How We Can Live More Lightly on the Earth

Things you can do now to lower your personal carbon footprint 

These specific areas are places you and I can make a big difference NOW as we change our lifestyle and consumption habits to reduce the amount of carbon we are each producing.


+Discontinue travel by airplane unless you have to.
The bottom line is we need to drastically reduce our air travel!  If you’re planning a trip or vacation and thinking about flying, look at the CARBON cost of the trip.  Log on to Taming Bigfoot (www. to find out how much projected carbon will be emitted when you travel by air vs, by car or train or bus.   Consider not taking trips that involve flying.  Just because you can doesn’t mean it’s the best thing to do.   

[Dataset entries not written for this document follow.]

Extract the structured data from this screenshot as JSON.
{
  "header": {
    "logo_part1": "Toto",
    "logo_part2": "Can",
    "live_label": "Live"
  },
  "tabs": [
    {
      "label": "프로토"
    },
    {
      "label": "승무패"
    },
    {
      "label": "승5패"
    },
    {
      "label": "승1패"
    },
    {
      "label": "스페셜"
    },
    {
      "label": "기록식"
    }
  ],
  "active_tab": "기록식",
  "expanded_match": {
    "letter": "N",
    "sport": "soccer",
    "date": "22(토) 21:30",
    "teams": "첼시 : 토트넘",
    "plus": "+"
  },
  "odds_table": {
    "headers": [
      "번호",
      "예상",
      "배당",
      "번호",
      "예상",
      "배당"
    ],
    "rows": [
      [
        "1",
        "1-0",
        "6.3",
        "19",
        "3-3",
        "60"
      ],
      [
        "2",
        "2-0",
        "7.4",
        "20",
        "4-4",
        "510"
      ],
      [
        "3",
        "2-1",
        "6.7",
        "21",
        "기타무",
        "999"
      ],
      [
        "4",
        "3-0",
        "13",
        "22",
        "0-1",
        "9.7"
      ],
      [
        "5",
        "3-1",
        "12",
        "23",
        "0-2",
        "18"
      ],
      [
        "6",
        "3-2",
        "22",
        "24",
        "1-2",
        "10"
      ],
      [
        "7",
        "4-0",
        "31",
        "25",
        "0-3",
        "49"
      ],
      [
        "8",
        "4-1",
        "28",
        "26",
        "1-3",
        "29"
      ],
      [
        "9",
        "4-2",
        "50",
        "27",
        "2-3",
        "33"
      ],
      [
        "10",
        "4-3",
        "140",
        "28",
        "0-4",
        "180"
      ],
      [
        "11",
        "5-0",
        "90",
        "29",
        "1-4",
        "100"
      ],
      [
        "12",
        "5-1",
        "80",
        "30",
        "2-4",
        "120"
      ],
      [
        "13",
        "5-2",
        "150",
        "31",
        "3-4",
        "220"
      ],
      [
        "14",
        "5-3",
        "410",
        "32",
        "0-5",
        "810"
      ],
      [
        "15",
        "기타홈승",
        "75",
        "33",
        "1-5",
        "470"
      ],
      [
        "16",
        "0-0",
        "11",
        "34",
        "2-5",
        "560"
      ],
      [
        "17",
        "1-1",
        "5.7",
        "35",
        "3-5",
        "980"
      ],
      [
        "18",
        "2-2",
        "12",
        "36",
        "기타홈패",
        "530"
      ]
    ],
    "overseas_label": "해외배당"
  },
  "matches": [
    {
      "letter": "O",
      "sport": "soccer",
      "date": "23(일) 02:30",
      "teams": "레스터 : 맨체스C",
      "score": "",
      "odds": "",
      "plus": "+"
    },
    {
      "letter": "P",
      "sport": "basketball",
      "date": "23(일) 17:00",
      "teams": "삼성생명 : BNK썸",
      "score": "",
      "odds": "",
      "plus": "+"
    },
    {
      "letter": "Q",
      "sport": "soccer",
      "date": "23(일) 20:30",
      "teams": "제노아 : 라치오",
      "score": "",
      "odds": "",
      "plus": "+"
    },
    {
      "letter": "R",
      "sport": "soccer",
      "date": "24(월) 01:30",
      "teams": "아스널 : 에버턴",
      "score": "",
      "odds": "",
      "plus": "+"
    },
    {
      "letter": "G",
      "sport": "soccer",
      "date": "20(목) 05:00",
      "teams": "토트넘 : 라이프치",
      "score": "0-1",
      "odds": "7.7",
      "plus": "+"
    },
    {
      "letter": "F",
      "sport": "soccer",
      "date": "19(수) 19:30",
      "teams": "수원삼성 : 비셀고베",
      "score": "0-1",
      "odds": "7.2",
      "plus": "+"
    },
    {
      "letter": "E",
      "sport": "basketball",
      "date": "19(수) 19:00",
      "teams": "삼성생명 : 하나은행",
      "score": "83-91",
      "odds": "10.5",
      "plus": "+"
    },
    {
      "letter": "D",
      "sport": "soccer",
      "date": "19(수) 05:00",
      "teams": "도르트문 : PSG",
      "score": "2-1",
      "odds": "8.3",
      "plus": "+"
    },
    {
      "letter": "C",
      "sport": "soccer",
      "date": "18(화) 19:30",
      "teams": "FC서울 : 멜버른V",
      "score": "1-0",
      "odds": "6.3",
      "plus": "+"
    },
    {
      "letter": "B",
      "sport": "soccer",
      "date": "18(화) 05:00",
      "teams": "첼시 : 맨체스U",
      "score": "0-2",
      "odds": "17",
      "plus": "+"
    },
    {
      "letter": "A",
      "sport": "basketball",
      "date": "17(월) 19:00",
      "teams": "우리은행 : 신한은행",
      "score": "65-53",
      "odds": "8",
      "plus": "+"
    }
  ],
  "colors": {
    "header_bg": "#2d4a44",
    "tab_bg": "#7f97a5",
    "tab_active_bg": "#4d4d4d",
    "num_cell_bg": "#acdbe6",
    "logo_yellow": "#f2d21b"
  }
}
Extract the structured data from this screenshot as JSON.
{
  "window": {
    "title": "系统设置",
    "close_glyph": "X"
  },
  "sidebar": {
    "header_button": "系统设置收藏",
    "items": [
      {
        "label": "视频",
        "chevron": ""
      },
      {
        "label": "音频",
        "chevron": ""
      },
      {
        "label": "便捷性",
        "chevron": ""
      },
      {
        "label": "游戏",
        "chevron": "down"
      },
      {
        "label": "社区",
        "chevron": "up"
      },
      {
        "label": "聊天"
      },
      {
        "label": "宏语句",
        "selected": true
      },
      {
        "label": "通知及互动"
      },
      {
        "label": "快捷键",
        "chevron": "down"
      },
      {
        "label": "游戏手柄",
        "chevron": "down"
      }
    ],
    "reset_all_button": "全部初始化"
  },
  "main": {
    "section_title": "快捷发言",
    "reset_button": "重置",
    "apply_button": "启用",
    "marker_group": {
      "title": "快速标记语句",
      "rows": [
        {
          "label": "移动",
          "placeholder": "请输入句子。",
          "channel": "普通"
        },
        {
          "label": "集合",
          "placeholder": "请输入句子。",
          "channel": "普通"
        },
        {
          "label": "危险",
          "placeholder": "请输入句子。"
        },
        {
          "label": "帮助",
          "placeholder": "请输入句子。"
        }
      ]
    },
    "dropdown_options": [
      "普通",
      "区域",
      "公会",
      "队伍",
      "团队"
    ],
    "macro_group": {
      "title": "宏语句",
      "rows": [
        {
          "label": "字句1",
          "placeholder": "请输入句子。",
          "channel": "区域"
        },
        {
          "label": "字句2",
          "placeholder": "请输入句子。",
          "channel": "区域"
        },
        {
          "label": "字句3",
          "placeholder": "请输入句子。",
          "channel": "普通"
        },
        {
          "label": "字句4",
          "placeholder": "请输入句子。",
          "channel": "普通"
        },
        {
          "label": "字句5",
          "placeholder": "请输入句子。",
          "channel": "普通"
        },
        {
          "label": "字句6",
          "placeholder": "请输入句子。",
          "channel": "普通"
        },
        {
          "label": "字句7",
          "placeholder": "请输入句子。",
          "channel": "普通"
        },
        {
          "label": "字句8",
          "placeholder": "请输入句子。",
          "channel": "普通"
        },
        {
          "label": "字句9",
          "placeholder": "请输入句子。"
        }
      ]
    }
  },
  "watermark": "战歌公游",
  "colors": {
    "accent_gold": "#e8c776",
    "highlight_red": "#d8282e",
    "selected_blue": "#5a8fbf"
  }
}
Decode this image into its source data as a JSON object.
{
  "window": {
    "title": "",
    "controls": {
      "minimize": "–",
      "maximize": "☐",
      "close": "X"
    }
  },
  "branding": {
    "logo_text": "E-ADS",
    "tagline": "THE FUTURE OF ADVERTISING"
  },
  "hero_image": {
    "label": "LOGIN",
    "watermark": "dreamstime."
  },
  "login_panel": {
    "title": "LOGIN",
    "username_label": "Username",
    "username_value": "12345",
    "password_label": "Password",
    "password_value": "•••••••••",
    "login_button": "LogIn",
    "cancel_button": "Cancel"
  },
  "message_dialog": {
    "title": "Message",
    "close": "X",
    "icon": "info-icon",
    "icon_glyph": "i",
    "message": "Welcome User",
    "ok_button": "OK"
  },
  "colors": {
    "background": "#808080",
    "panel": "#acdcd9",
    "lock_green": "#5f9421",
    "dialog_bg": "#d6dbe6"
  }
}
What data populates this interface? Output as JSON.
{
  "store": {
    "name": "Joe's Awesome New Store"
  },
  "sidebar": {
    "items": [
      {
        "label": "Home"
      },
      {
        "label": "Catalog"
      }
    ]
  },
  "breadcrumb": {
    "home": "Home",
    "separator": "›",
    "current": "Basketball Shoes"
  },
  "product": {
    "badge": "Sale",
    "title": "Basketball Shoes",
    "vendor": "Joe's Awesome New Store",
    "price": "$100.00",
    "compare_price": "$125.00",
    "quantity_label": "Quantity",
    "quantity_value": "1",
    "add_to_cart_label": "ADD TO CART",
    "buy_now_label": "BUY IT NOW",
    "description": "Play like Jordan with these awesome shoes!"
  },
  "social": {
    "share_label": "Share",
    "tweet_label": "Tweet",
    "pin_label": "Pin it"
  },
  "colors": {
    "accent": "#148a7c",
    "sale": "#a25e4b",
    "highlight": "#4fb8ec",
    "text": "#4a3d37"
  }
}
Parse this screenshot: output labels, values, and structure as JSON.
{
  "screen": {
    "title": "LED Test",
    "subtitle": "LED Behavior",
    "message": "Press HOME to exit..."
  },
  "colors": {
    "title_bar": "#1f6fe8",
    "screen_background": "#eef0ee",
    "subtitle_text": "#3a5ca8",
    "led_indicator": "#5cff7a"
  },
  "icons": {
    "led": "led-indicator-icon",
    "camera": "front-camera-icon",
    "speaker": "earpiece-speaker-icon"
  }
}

Cultivate connections in your community and share rides.
​Take public transit, walk or bike.

+Replace your gas combustion car with a hybrid, better yet an electric vehicle.
There are A LOT more affordable options for electric and electric hybrid (electric/gas) vehicles now.  Take a look at the Chevrolet Volt, or Nissan Leaf for starters. Go test drive.  Buy a used one!  

Home Energy Use

+Replace all your light bulbs with LED bulbs!
+Wash your clothes in cold water.
+Dry your clothes on a clothes rack instead of using a dryer.  Dryers use a lot of energy.
+Have an energy assessment of your home to learn about low costs things you can do to increase energy efficiency.

Food Consumption

+Practice not eating meat on certain days of the week
+Reduce or discontinue your consumption of beef and lamb.
+Eat locally grown food that you can purchase at a farmer’s market or through a community supported agriculture program (Produce boxes). Share one with a friend if a box feels like too much.
+Make a commitment to eat in-season food.  Foods have carbon footprints too.  Foods that have to travel by airplane and long distance across the country… well, you get the point. 
+Decrease use of bottled water.  This decreases your plastic purchases and lowers risk of plastic pollution.  Get a reusable water bottle and practice taking it with you wherever you go.